En tant qu'employé d'Énergie Atomique du Canada, j'ai été choisi dans l'équipe d'élite chargée du déclassement de Gentilly-1. Notre équipe était formée d'employés d'Énergie atomique du Canada au Québec et en Ontario, et d'employés locaux d'Hydro-Québec. Notre tâche consistait à déclasser la centrale nucléaire et profiter de l'expérience acquise pour former une équipe qui pourrait accomplir les mêmes tâches à travers le monde.

Un  déclassement consiste à déclasser les bâtiments de leur statut actuel de centrale nucléaire (avec 280 employés à un salaire annuel de 80 000 $) en un statut d'entrepôt de matériel nucléaire (avec quelques gardiens à un salaire annuel de 30 000 $).

Nous avons entreposé les pièces les plus radioactives telles que le combustible usé dans des silos de ciment que nous avons construits sur le site. Il va sans dire que l'on parle que d'une solution à court terme, ou au mieux à moyen terme, d'où le fondement d'arguments fréquemment utilisés par les environnementalistes. Tous les matériaux faiblement ou moyennent radioactif ont été entreposés dans le bâtiment du réacteur et nous avons fermé la porte.

À la fin des travaux, nous avons obtenu un contrat pour la centrale nucléaire de Douglas Point en Ontario. On pensait que toute l'équipe serait impliquée. Déception, nous avons été deux à être appelés. Après ce contrat, plus rien.

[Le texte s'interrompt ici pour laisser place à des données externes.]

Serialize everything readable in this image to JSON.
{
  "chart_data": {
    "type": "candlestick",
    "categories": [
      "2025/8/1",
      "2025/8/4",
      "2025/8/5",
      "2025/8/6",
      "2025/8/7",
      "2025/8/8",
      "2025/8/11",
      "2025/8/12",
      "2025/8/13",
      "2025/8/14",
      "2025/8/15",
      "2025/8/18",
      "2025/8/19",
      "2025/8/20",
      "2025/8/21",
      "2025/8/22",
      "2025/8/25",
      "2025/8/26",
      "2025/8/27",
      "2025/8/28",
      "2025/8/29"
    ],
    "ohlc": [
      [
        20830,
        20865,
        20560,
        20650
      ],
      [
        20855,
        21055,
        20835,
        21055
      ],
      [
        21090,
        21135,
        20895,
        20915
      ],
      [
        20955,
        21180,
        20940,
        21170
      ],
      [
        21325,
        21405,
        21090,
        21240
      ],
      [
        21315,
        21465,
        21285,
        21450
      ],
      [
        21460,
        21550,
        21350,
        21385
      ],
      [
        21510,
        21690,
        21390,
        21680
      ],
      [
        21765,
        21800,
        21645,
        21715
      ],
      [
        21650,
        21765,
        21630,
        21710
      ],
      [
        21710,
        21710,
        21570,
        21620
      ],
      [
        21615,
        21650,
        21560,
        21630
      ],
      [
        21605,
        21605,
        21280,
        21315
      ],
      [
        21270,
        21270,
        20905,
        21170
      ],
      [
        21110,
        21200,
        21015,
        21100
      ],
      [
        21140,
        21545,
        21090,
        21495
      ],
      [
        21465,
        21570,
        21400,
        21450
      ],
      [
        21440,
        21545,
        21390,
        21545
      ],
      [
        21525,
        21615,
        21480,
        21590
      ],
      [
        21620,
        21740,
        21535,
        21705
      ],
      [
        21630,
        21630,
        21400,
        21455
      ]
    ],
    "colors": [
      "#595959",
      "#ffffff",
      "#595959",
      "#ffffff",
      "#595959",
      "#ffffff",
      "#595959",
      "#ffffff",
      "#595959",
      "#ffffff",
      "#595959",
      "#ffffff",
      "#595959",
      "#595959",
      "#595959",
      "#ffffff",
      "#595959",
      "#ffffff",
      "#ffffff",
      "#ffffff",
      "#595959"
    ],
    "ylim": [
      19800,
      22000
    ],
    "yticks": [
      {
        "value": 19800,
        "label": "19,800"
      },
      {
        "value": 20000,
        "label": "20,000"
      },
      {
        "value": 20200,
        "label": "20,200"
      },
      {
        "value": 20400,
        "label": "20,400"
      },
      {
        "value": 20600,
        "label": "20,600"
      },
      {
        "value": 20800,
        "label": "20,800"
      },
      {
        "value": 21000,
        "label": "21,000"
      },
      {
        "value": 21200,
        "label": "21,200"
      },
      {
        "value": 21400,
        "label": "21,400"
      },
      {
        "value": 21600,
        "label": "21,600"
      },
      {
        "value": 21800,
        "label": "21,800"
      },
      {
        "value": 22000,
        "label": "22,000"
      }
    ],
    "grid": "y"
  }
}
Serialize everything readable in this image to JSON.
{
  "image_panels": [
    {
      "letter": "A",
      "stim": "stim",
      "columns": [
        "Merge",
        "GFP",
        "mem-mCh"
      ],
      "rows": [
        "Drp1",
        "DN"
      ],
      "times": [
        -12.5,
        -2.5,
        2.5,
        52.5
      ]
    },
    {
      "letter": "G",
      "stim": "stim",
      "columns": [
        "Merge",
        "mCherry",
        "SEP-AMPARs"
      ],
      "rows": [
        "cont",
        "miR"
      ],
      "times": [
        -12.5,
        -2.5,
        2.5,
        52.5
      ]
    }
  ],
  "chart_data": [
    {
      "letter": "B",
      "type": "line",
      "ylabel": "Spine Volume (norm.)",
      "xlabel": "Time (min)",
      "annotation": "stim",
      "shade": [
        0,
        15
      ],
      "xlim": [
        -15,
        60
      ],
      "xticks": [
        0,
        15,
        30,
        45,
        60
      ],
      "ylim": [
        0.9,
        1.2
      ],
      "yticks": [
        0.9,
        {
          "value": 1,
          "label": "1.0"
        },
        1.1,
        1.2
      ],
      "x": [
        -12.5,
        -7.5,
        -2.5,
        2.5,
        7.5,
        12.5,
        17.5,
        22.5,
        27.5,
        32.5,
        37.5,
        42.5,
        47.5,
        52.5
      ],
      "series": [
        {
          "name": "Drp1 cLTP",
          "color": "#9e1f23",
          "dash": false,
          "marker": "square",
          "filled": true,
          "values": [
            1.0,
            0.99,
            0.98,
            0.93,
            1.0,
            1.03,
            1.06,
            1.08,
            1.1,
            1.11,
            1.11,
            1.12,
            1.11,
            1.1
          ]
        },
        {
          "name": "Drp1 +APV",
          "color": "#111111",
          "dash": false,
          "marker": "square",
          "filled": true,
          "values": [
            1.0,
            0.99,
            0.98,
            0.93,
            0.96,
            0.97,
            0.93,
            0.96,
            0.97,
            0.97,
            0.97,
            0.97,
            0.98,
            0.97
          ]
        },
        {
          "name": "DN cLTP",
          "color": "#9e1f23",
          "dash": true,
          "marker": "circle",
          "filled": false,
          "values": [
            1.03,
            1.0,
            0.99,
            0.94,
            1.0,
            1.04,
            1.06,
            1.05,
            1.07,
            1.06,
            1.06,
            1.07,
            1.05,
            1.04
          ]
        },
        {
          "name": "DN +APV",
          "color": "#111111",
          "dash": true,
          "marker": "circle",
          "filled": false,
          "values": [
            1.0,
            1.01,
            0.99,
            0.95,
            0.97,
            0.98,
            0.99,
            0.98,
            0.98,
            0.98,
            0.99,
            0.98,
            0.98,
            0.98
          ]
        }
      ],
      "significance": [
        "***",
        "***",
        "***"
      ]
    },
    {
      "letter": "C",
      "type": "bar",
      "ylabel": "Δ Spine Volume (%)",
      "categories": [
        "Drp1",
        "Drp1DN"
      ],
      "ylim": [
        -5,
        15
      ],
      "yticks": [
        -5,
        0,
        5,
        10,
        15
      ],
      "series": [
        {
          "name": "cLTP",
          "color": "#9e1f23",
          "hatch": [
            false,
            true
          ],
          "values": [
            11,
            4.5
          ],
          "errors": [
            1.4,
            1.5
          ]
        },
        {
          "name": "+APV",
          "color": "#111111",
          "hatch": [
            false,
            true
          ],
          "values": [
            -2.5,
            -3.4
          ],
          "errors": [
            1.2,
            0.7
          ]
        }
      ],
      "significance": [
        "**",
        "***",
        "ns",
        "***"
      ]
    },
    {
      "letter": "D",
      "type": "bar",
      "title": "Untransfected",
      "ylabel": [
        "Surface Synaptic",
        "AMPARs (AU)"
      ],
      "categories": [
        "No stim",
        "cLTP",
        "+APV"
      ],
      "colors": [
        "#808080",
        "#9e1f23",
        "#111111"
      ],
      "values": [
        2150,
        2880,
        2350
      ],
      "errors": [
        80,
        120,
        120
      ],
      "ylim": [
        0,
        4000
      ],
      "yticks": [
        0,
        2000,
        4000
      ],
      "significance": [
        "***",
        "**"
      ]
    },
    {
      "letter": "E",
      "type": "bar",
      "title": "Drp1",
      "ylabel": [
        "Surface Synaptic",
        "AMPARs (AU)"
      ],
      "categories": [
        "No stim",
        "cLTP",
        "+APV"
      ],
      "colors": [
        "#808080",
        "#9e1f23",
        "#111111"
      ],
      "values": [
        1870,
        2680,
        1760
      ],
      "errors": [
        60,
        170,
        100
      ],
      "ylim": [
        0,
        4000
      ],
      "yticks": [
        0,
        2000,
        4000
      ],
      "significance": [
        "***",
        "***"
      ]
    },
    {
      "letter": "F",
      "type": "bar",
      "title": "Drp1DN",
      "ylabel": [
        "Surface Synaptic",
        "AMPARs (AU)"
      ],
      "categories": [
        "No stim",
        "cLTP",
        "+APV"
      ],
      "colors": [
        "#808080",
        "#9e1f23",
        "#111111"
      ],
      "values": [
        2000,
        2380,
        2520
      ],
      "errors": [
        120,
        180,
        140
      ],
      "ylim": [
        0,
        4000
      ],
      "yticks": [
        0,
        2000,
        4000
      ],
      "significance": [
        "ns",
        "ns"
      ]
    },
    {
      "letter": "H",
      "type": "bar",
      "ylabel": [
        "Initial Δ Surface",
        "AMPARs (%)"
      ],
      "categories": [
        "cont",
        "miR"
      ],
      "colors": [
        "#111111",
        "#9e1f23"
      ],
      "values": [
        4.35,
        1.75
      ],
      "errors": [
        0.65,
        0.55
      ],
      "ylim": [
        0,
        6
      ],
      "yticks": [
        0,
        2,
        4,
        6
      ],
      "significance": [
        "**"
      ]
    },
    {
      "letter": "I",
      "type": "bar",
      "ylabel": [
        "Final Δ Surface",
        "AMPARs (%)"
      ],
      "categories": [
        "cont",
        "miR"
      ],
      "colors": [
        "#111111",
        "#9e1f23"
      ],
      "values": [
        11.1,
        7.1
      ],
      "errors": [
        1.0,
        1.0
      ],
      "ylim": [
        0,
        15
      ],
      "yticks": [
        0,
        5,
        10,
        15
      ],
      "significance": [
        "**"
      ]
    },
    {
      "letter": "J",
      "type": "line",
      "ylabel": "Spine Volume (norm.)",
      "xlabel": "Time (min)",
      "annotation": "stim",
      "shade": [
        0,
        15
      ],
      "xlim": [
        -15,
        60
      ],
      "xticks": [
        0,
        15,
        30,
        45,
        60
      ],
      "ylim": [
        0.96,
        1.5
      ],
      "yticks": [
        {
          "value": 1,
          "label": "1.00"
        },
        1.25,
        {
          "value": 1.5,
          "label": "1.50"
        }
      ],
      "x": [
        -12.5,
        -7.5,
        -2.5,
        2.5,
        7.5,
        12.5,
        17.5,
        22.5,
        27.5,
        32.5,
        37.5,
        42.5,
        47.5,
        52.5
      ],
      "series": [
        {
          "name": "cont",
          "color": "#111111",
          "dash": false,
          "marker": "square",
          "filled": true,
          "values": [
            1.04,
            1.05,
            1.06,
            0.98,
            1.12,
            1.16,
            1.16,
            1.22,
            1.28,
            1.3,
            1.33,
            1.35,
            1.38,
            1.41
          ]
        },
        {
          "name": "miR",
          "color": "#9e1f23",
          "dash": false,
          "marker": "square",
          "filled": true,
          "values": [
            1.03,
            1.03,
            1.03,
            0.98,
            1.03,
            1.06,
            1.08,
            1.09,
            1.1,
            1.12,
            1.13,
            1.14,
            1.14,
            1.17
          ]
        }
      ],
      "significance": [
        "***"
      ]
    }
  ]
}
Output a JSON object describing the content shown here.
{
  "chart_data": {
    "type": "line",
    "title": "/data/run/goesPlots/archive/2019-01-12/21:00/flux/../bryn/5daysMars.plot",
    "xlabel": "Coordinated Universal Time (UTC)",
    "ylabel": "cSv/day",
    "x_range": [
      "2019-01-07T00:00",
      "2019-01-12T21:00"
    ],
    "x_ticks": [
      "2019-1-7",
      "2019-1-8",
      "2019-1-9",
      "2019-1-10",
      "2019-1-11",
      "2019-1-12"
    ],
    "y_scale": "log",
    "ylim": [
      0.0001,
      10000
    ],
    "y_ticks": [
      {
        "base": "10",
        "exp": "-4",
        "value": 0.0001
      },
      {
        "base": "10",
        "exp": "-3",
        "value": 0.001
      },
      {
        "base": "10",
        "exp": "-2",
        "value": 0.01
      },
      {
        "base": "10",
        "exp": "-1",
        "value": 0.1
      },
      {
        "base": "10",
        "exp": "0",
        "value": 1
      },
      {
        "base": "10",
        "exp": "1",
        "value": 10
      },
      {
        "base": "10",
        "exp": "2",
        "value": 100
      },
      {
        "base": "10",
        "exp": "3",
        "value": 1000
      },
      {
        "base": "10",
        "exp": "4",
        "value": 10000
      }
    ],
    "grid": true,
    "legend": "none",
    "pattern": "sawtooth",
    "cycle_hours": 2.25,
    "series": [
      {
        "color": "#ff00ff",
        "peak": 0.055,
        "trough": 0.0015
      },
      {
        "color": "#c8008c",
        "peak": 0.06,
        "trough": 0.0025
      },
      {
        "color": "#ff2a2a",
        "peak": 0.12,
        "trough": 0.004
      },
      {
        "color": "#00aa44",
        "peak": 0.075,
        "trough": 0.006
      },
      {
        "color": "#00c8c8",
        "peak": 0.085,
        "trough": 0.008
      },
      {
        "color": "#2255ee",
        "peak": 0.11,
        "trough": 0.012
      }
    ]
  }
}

Quand on fait miroiter la possibilité d'utiliser l'expertise acquise lors du déclassement ou du démantèlement de Gentilly-2 pour que l'équipe l'utilise ailleurs, permettez-moi d'en douter. Quand il était question de restaurer la centrale, aucune considération n'a été donnée à ceux qui ont accompli une tâche similaire à Pointe Lepreau, au Nouveau-Brunswick. Tous les intervenants veulent avoir recours à leur propre équipe.

On a mentionné la possibilité de s'impliquer dans la restauration ou le déclassement d'un autre réacteur CANDU en Corée du Sud. Pour avoir séjourné sur place lors de sa construction et la connaissance de leur mentalité que j'y ai acquise, on doit oublier le tout, si ce n'est que pour quelques consultants.

En tenant compte des arguments pour et contre le maintien de la centrale ainsi que des problèmes techniques et financiers reliés à la restauration de la centrale, je dois malheureusement voter pour mettre fin à la filière nucléaire québécoise que nous avons mise sur pied.